Итрида кивнула и поморщилась от нахлынувшей тошноты. Подняла голову, мутным взглядом оглядываясь по сторонам. Увидала Храбра в обличье медведя, рвущего глотку упавшему Казимиру. Нашла Бояну, наматывающую хлыст на руку: у ее ног валялись четверо дохлых Опаленных. Тут и там виднелись серые холмики праха, невесть откуда взявшиеся. Потом Итрида увидела Мария: он бежал к ней, и лицо его было страшно. Все звуки казались бродяжнице приглушенными, будто в уши натолкали тряпок. Итрида тронула одно ухо и поморщилась: на пальцах осталась кровь, как у Ренеи, продолжающей безучастно разглядывать звезды. Все-таки человеческое тело слабо.
«Я хочу вернуться к Матери. Но смогу сделать это, только если ты дашь мне достаточно сил».
– Я должна отдать тебе всё?
«Нет».
Щеку Итриды неожиданно лизнул горячий язык.
«Я оставлю тебе ровно столько, сколько твое тело сможет вынести и не сгореть раньше, чем выйдет отпущенный богами срок».
Итрида открыла рот, чтобы сказать волчице, чтобы забирала к морокуну проклятое пламя… и не произнесла ни слова.
Она могла бы снова стать простой девчонкой из маленькой лесной волости. Отрастить волосы и надеть сарафан и кичку. Выйти замуж за лесоруба или охотника – Итрида была уверена, что Марий Болотник придумал бы, как вернуть эту мирную привычную жизнь.
Но ей вдруг вспомнились слова Кажены про то, что Беловодье – лишь шкатулка в казне драгоценностей целого мира. Итрида подумала, что тоже хотела бы однажды промчаться по полю цветущего вереска верхом на белом степном скакуне. Кажена Кожемяка отчаянно боролась за свою свободу, а у нее, Итриды, эта свобода уже была. Так стоило ли отказываться от нее?
А еще вряд ли Марий Болотник отпустит далеко единственную огненосицу на все Беловодье…
Итрида посмотрела в глаза волчице. Та склонила морду и осторожно прикусила ее запястье, сжимая зубы до тех пор, пока они не пропороли кожу. Волчица слизнула проступившую кровь, и ее раны стали затягиваться.
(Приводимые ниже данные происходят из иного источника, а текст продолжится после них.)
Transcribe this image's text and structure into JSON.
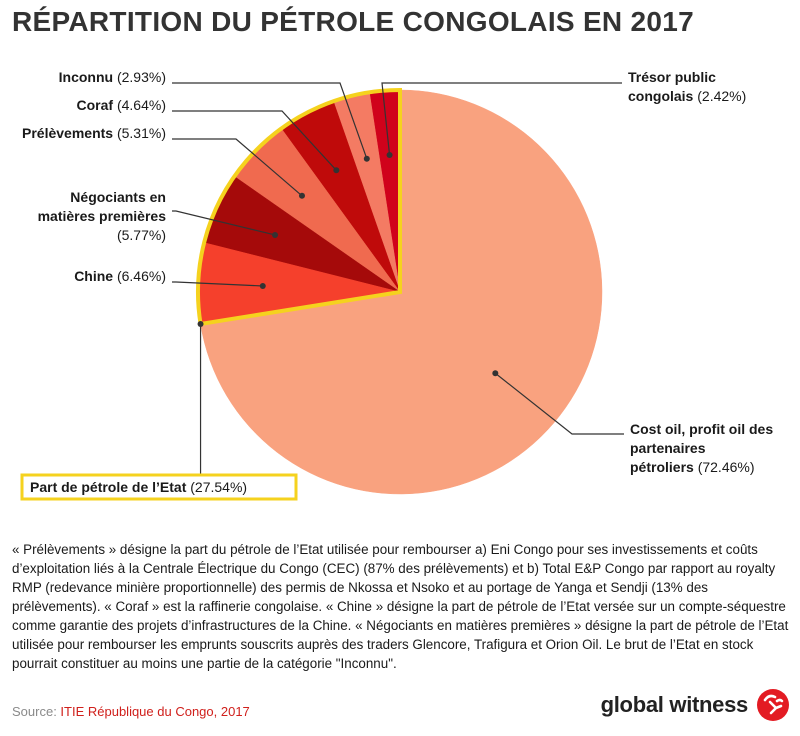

В груди Итриды что-то резко натянулось, она охнула и пошатнулась, но лобастая волчья голова снова сунулась под ее руку поддерживая.
Боль медленно ослабела, а после и исчезла вовсе. Теперь ее – впрочем, больше не ее – огненная волчица выглядела холеной и лоснящейся. Она положила тяжелую жаркую голову на плечо Итриды, и Огневица напоследок провела рукой по черной шерсти. Затем земля под лапами волчицы расступилась, оттуда плеснула горячая лава, и колдовской зверь исчез, протяжно взвыв на прощание. Трещина сомкнулась, будто ее и не было.
Кто-то схватил Итриду за локоть. Она обернулась – и тут же уткнулась носом в пахнущую хвоей и пожарами куртку. Сильные руки вжали девушку в жесткую ткань так, что она не могла поднять голову, но, положа руку на сердце, делать этого ей и не хотелось. Вместо этого ее собственные руки скользнули за широкую спину, обнимая Болотника так же крепко.
Несколько мгновений они дышали друг другом, а потом резко, словно по приказу, отстранились. Марий осторожно провел ладонью по лицу Итриды, размазывая кровь и грязь.
– Она ушла, – бродяжница впервые смотрела на дейваса спокойно и уверенно, как ровня.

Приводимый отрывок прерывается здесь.